Variational waveguide QED simulators

TL;DR

This paper explores how waveguide QED simulators, which use tunable-range interactions between quantum emitters, can enhance variational quantum algorithms by efficiently approximating ground states of quantum spin models, even under noise.

Contribution

It introduces the use of tunable-range interactions in waveguide QED simulators as a resource for developing more efficient variational quantum algorithms and ansätze.

Findings

Waveguide QED-based ansätze require fewer gates and parameters.

These ansätze accurately capture ground states of quantum critical models.

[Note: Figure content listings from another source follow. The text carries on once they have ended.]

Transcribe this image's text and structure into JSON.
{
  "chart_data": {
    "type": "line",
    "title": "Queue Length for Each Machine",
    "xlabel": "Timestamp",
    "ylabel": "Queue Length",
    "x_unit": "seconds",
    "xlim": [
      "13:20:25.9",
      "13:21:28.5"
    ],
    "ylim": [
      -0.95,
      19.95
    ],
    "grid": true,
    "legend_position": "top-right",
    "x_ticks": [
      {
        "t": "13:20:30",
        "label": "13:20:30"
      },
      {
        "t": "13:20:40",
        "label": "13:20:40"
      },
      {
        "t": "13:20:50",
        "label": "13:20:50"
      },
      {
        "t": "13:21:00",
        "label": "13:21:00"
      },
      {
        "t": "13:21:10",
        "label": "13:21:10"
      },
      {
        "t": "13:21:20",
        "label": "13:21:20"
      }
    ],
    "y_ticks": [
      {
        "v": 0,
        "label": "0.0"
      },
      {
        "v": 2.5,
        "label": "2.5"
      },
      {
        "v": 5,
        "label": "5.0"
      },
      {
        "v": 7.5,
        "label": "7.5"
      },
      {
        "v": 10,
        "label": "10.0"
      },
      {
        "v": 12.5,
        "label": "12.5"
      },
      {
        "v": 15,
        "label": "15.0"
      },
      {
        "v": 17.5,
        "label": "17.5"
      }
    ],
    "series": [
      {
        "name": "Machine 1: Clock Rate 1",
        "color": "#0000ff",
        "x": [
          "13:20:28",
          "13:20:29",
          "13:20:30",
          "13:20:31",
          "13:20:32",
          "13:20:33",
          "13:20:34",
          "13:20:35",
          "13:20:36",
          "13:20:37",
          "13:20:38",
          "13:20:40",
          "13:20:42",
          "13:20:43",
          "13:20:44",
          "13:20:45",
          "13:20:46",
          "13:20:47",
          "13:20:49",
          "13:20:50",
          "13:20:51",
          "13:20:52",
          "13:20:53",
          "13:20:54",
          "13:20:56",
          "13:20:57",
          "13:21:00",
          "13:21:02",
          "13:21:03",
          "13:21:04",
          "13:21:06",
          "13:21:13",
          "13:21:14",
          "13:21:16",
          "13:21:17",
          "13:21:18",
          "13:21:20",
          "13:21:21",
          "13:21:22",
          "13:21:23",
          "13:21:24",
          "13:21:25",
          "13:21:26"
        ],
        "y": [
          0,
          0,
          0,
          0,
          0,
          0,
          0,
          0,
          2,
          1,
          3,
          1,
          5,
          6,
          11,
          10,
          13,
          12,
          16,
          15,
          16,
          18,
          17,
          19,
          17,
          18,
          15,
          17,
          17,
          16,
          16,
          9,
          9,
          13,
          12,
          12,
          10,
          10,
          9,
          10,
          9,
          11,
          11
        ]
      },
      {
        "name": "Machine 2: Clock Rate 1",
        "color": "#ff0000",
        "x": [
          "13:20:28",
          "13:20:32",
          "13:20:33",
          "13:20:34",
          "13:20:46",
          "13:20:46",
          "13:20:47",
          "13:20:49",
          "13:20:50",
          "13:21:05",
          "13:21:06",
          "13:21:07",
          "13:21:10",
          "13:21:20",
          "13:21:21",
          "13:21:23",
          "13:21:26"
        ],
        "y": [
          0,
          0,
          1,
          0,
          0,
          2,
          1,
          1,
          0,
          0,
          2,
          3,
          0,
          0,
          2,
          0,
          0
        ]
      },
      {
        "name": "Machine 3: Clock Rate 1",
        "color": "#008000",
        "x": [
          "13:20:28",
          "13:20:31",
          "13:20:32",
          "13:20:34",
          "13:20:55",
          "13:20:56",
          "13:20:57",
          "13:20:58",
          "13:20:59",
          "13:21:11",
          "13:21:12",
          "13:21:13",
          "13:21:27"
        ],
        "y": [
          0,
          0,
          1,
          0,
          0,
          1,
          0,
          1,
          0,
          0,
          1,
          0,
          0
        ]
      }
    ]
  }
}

Potential noise resilience of waveguide QED variational methods.

Abstract

Waveguide QED simulators are analogue quantum simulators made by quantum emitters interacting with one-dimensional photonic band-gap materials. One of their remarkable features is that they can be used to engineer tunable-range emitter interactions. Here, we demonstrate how these interactions can be a resource to develop more efficient variational quantum algorithms for certain problems. In particular, we illustrate their power in creating wavefunction ans\"atze that capture accurately the ground state of quantum critical spin models (XXZ and Ising) with less gates and optimization parameters than other variational ans\"atze based on nearest-neighbor or infinite-range entangling gates. Finally, we study the potential advantages of these waveguide ans\"atze in the presence of noise. Overall, these results evidence the potential of using the interaction range as a variational parameter and place waveguide QED simulators as a promising platform for variational quantum algorithms.